The Perseids aren’t the only meteor shower in town this August — it’s also time for the Kappa Cygnids! Peaking August 18, you may see meteors radiating from the constellation Cygnus.
There’s no better time to check out the stars and deep-sky objects in the constellation if you’re located in the Northern Hemisphere, so join us in this week’s challenge as we turn our eyes toward Cygnus.
Cygnus the constellation appears as a majestic swan gliding through the night sky. Swans figure prominently in Greek mythology, and the constellation dates back at least to the time of Ptolemy in the 2nd century A.D. The most prominent pattern in Cygnus is the five stars that make up the Northern Cross.

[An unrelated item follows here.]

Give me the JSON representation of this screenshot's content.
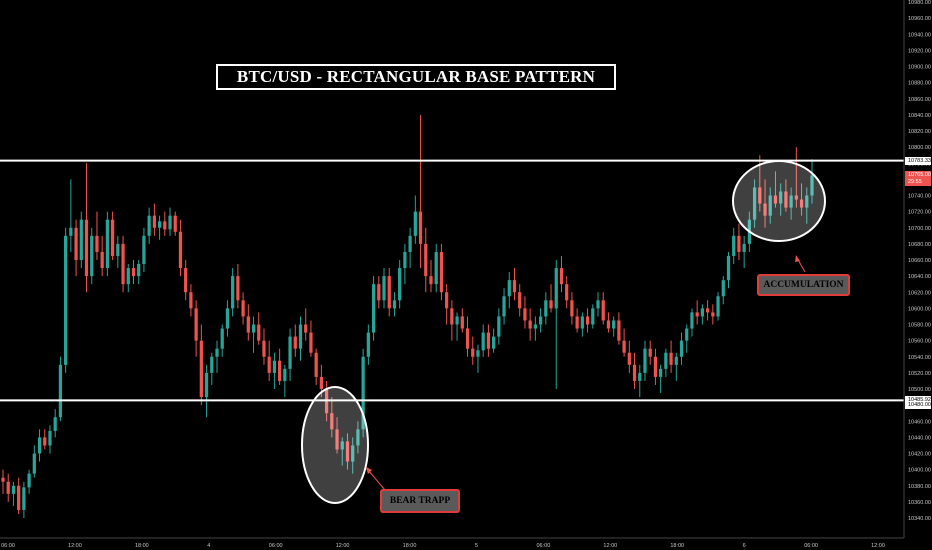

Cygnus, Latin for swan, is visible June through December in the Northern Hemisphere, peaking in summer. It’s low on the horizon, but still visible in much of the Southern Hemisphere at that time.
Stars in Cygnus
Images captured by Unistellar eVscope user David Rowe (United Kingdom)
Cygnus is home to many notable stars, including:
- Albireo, the famous double star — one yellow and one blue
- Deneb, the brightest star in Cygnus and the top of the Northern Cross
- Sadr, the middle of the cross, is a supergiant star with a yellow-white hue
- Aljanah, a multiple star system located close in the sky to the Veil Nebula
- Fawaris, a blue-white giant, part of a triple star system
- Azelfafage, part of a binary star system visible to the naked eye
Deep-Sky Objects in Cygnus
With your eVscope, you can take a closer look at Cygnus’ deep-sky objects, too:
The remnants of a supernova, this cloud of heated dust and ionized gas takes up an area of the sky 36 times larger than the full moon. The Veil Nebula is the visible portion of the larger Cygnus Loop.
NGC 6946 is a spiral galaxy situated face-on — perfect for viewing in all its glory. The galaxy, about one-third the size of the Milky Way, is within the Virgo Supercluster.
The Cocoon Nebula is a stellar nursery forming stars from gas and dust. Astronomers have spotted hundreds of young stars in the nebula and surrounding “tail.”